Pas plus que l’origine sexuelle des rêves, la part qu’ils prennent dans les terreurs enfantines n’est plus à démontrer depuis un certain Sigmund Freud. Les artistes, eux aussi, ont été attentifs à ces productions de l'inconscient, surtout quand elles rejoignaient un fonds immémorial d'images mythiques. Elles peuplent, non seulement les grands récits fondateurs, mais aussi les contes et les poèmes, dans un continuum évident avec les arts de l'image. Il suffit de songer aux enluminures médiévales ou, plus près de nous, à des peintres comme Gustave Moreau et Odilon Redon.

Quoique très tôt associée aux Nouveaux Réalistes par ses matériaux et ses méthodes audacieuses, Niki de Saint-Phalle (1930-2002)  n'a pas échappé à cette fascination, loin, très loin des simulacres machinistes de son époux Jean Tinguely. Celle dont le grand public retient surtout ses volumineuses Nanas et ses performances de tir pictural à la carabine, a puisé aussi son inspiration dans les légendes de son enfance nivernaise. Et c'est vers Gaudi – artiste mystique par excellence – qu'il faut se tourner si l'on veut comprendre son projet artistique.

C'est l'angle d'approche choisi par Lucia Pesapane, commissaire de cette belle exposition à l'Hôtel de Caumont. Avec le soutien de la Niki Charitable Art Foundation, elle présente ici un ensemble de sculptures, de tableaux, dessins et objets décoratifs qui présentent au mieux cet aspect de l’œuvre de l'artiste franco-américaine. Dès le début du parcours le visiteur est confronté à l’une de ses créatures fétiches : le dragon. Figure du diable, du moins dans l’imaginaire occidental, il est décliné ici dans diverses approches en deux et trois dimensions, comme Le dragon rouge (1964) ou Nana et dragon, avec son personnage féminin menacé par la gueule ouverte du monstre. 

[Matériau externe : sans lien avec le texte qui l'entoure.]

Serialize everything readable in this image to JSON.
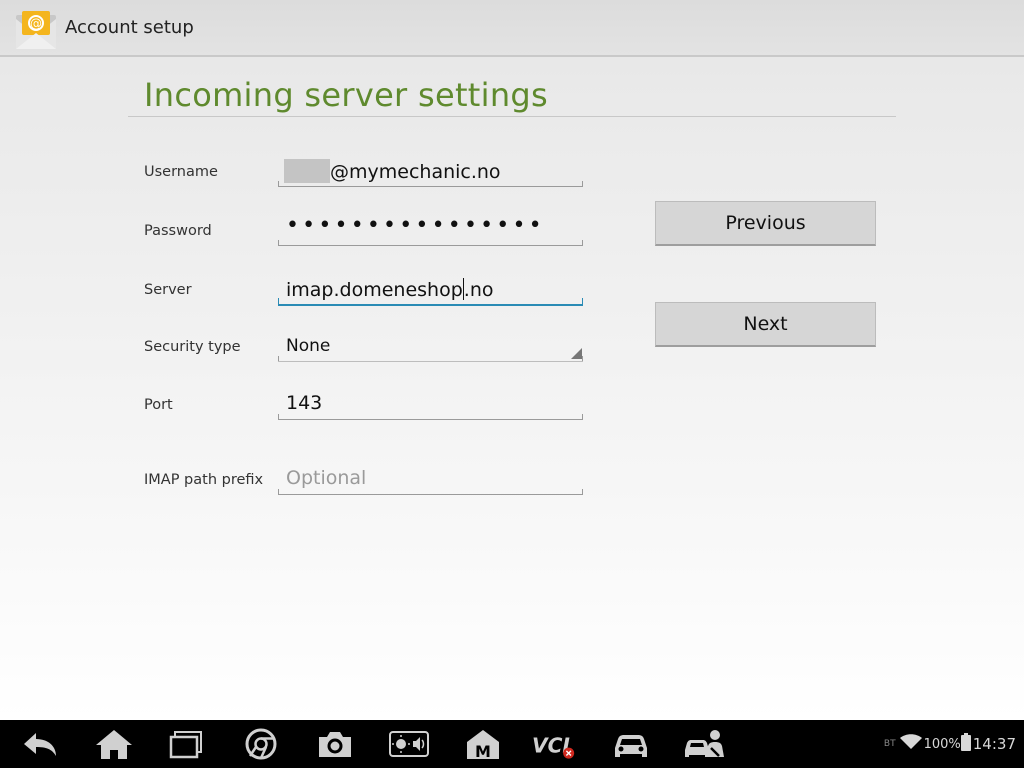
{
  "action_bar": {
    "title": "Account setup",
    "icon": "email-at-icon"
  },
  "heading": "Incoming server settings",
  "form": {
    "username": {
      "label": "Username",
      "value_suffix": "@mymechanic.no"
    },
    "password": {
      "label": "Password",
      "masked_value": "••••••••••••••••"
    },
    "server": {
      "label": "Server",
      "value_before_cursor": "imap.domeneshop",
      "value_after_cursor": ".no"
    },
    "security_type": {
      "label": "Security type",
      "value": "None"
    },
    "port": {
      "label": "Port",
      "value": "143"
    },
    "imap_prefix": {
      "label": "IMAP path prefix",
      "placeholder": "Optional"
    }
  },
  "buttons": {
    "previous": "Previous",
    "next": "Next"
  },
  "nav_bar": {
    "icons": [
      "back-icon",
      "home-icon",
      "recent-apps-icon",
      "chrome-icon",
      "camera-icon",
      "brightness-volume-icon",
      "autel-home-icon",
      "vci-icon",
      "car-icon",
      "car-service-icon"
    ]
  },
  "status_bar": {
    "bt": "BT",
    "battery": "100%",
    "time": "14:37"
  },
  "colors": {
    "heading": "#5f8a2e",
    "focus": "#2a8bb5",
    "button": "#d6d6d6"
  }
}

Le serpent et l’araignée sont deux autres animaux maléfiques dans le regard de l’artiste. Et c’est pour conjurer la peur qu’ils lui inspiraient lorsqu’elle était enfant qu’elle entreprit plus tard de les recréer à sa guise (Black widov spider, 1963). A l’opposé de ces créatures venimeuses, la sirène, la licorne (symbole de pureté féminine) et l’oiseau constituent le versant lumineux de cette zoologie dualiste.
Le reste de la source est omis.